I, in contrast, get a hunted look and started counting steps to
the emergency exits. My good friend, married just a month before
I was, is at the same stage. But he has defused the issue by buying
a lovely pedigree golden retriever called Ruff. I still have to
rely on the glazed eyes and sudden deafness that I use to ward off
everything from "We need to vacuum the carpet" to "Let's
talk about the future".
You'd
think that agreeing to attend a baby-naming ceremony is like offering
to do the grocery shopping in a Tikrit market, but it actually makes
little difference. My wife's infant-detecting skills are military
issue. We'll be sitting at restaurant and she'll suddenly say, "Oh
isn't that baby cute!"
I'll
look around and see no human young whatsoever in the vicinity, upon
which she'll point out of the restaurant window, through the branches
of the fern outside, across the parking lot, round the pillars and
down the corridor of the next building where there'll be the faint
dot that, to my eyes, could be a baby, could be a blue swaddled
poodle.
And
of course, what comes next is some form of the question: "Would
you like one of those?". My stock answers feature anything
from belligerence ("What's wrong with a dog?") to frantic
misdirection ("Oh look!

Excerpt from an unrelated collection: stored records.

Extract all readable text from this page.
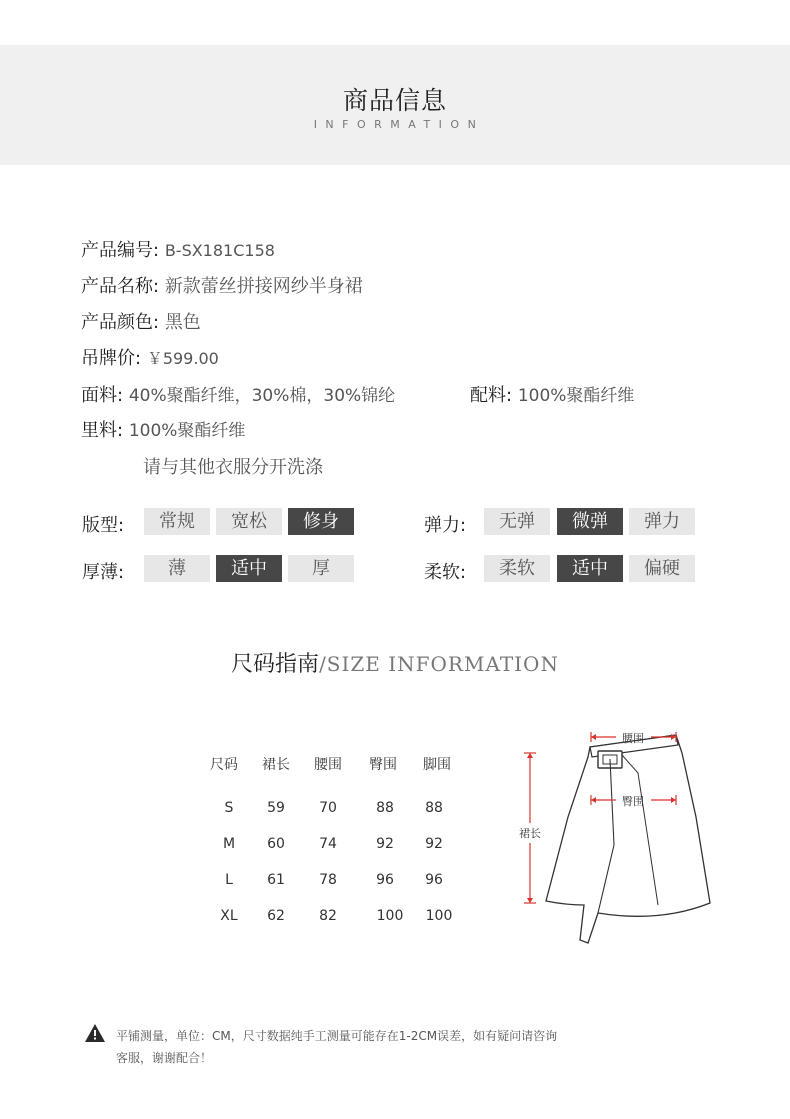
商品信息
INFORMATION
产品编号: B-SX181C158
产品名称: 新款蕾丝拼接网纱半身裙
产品颜色: 黑色
吊牌价: ￥599.00
面料: 40%聚酯纤维，30%棉，30%锦纶	配料: 100%聚酯纤维
里料: 100%聚酯纤维
请与其他衣服分开洗涤
版型:	常规	宽松	修身	弹力:	无弹	微弹	弹力
厚薄:	薄	适中	厚	柔软:	柔软	适中	偏硬
尺码指南/SIZE INFORMATION
尺码	裙长	腰围	臀围	脚围
S	59	70	88	88
M	60	74	92	92
L	61	78	96	96
XL	62	82	100	100
腰围
臀围
裙长
平铺测量，单位：CM，尺寸数据纯手工测量可能存在1-2CM误差，如有疑问请咨询
客服，谢谢配合！
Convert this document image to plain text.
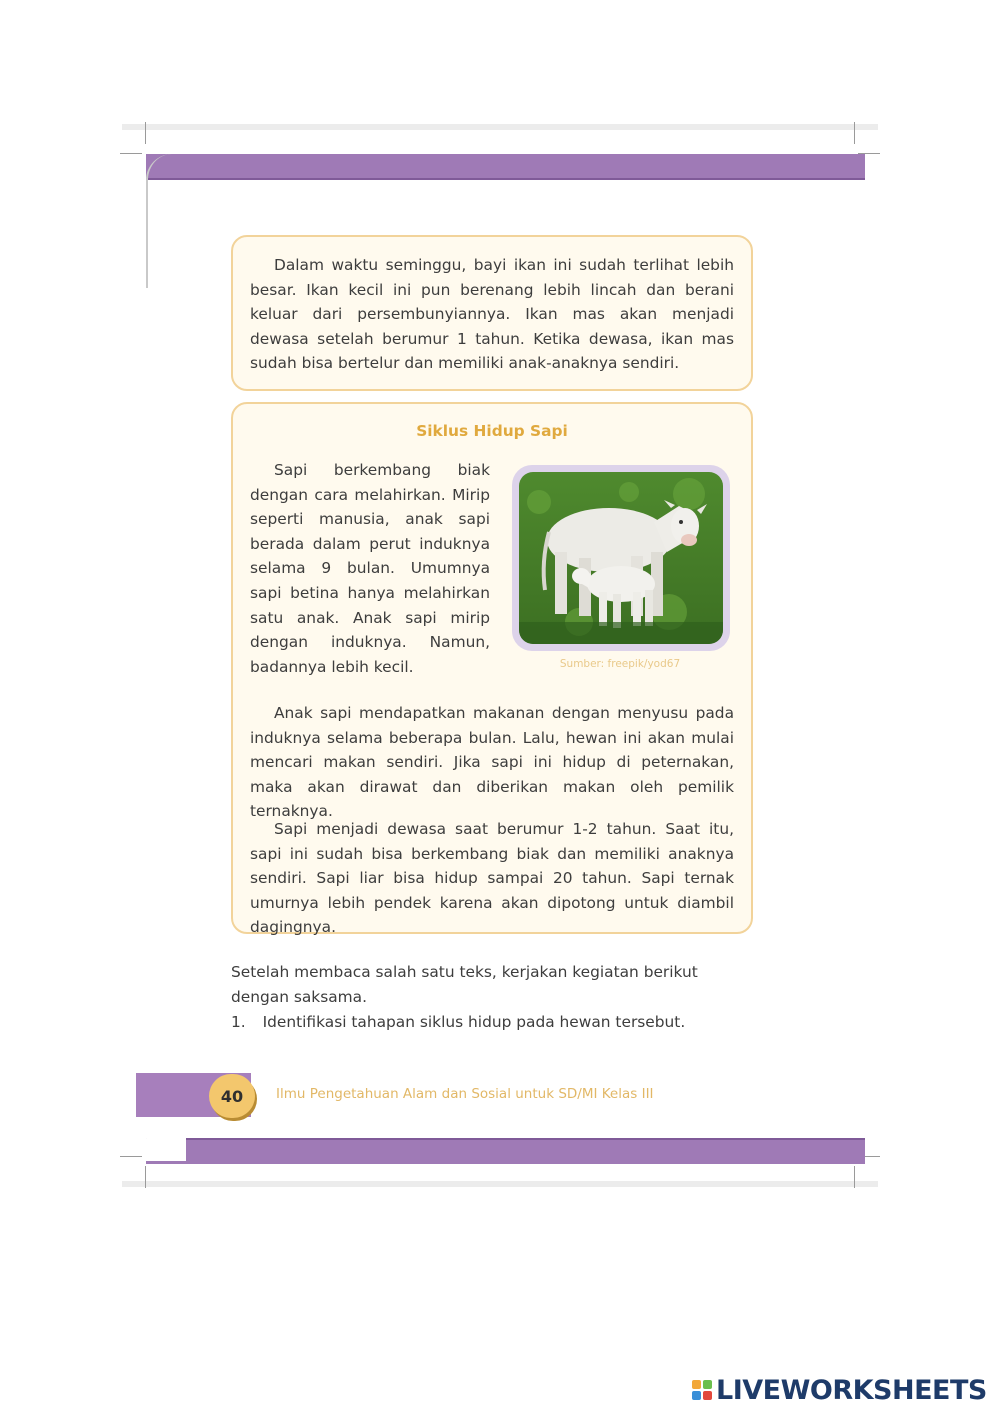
Dalam waktu seminggu, bayi ikan ini sudah terlihat lebih besar. Ikan kecil ini pun berenang lebih lincah dan berani keluar dari persembunyiannya. Ikan mas akan menjadi dewasa setelah berumur 1 tahun. Ketika dewasa, ikan mas sudah bisa bertelur dan memiliki anak-anaknya sendiri.

Siklus Hidup Sapi

Sapi berkembang biak dengan cara melahirkan. Mirip seperti manusia, anak sapi berada dalam perut induknya selama 9 bulan. Umumnya sapi betina hanya melahirkan satu anak. Anak sapi mirip dengan induknya. Namun, badannya lebih kecil.	Sumber: freepik/yod67

Anak sapi mendapatkan makanan dengan menyusu pada induknya selama beberapa bulan. Lalu, hewan ini akan mulai mencari makan sendiri. Jika sapi ini hidup di peternakan, maka akan dirawat dan diberikan makan oleh pemilik ternaknya.

Sapi menjadi dewasa saat berumur 1-2 tahun. Saat itu, sapi ini sudah bisa berkembang biak dan memiliki anaknya sendiri. Sapi liar bisa hidup sampai 20 tahun. Sapi ternak umurnya lebih pendek karena akan dipotong untuk diambil dagingnya.

Setelah membaca salah satu teks, kerjakan kegiatan berikut dengan saksama.

1. Identifikasi tahapan siklus hidup pada hewan tersebut.
40	Ilmu Pengetahuan Alam dan Sosial untuk SD/MI Kelas III
LIVEWORKSHEETS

A cloud!") to abject pretend stupidity
("A blue baby blanket? What would I want a blue baby blanket
for?")
If
my best friend is around, we usually start making horrible jokes
that involve, variously, free labour, barbecues and child-powered
vacuum cleaners. But the more cruel the jokes, the wider the indulgent
smiles on the wives' faces. They both know that the bluster completely
fails to hide two future overindulgent fathers. For all our reticence,
my friend and I are pretty clear about what sort of children we
want, and boys aren't on the list. After all, we were boys once
(and, most of the time, still are) and so we know first-hand just
what horrors they can be. My friend is far more vociferous than
I am, because he had a sister and was able to make many direct comparisons.
One
of his favourite examples is how his idea of "quality time"

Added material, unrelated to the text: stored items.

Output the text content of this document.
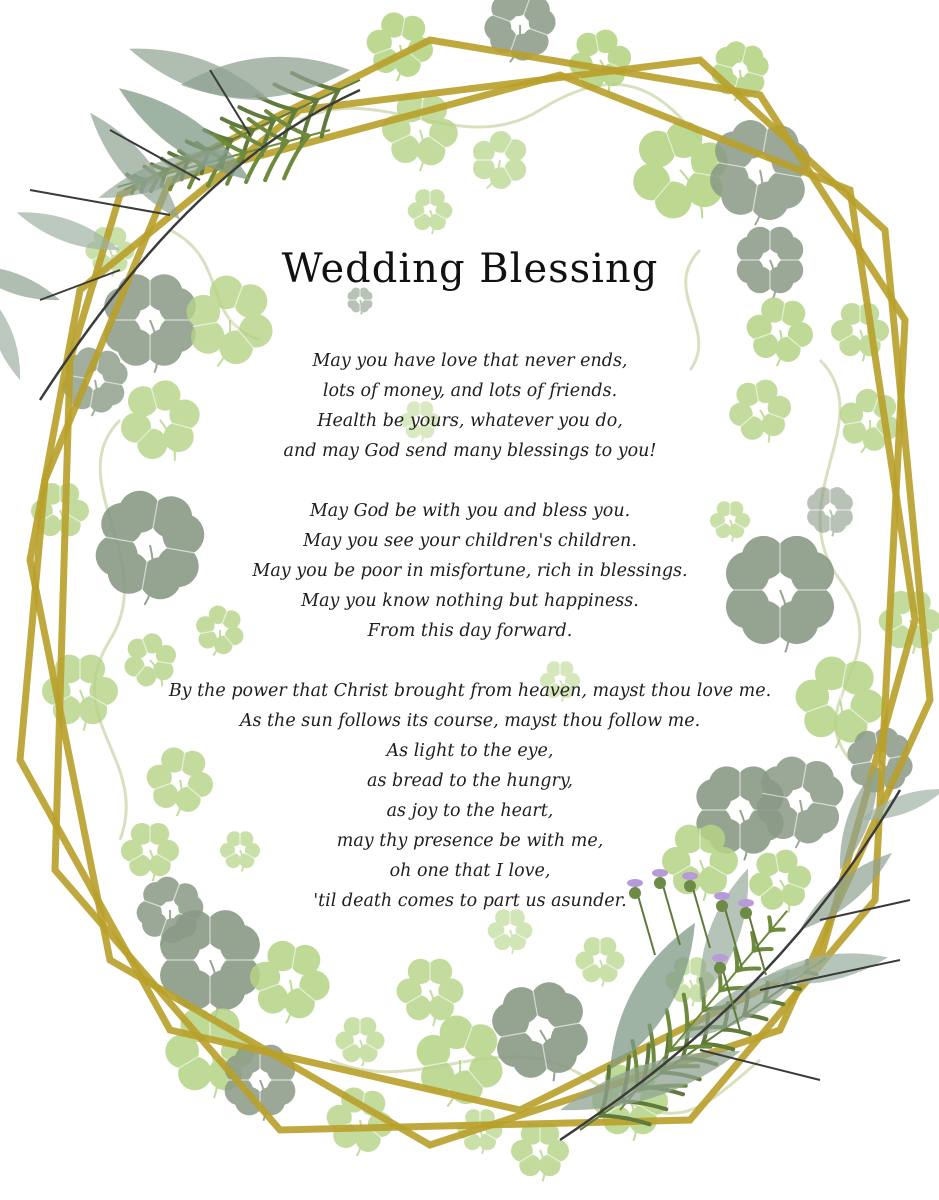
Wedding Blessing
May you have love that never ends,
lots of money, and lots of friends.
Health be yours, whatever you do,
and may God send many blessings to you!
May God be with you and bless you.
May you see your children's children.
May you be poor in misfortune, rich in blessings.
May you know nothing but happiness.
From this day forward.
By the power that Christ brought from heaven, mayst thou love me.
As the sun follows its course, mayst thou follow me.
As light to the eye,
as bread to the hungry,
as joy to the heart,
may thy presence be with me,
oh one that I love,
'til death comes to part us asunder.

at home with the parents was simply being under the same roof. It
didn't matter that he was closeted in his room with Chris Rea blaring
all evening, and that he emerged only to answer questions in grunts
over dinner. His sister, by contrast, considered quality time to
be regaling the parents with stories of her day, watching television
with them and continuing the happy conversation over dinner. My
poor parents, with two boys in the house, had no-one to balance
this out. (Please feel free to be outraged by the gratuitous generalisations
- I'd love to hear that there's a chance in case my prayers aren't
answered.)
But
after just two minutes of conversation on these lines, either my
friend or I will say, "Why on earth are we talking about children?"
and we'll quickly start to arm-wrestle or barbecue a leg of lamb
or install a turbo-charger in the nearest car.
Of
course, none of this bravado fools the wives. If we're brutally
honest, it doesn't fool the husbands either. Boys try very hard
to be boys, but don't always succeed.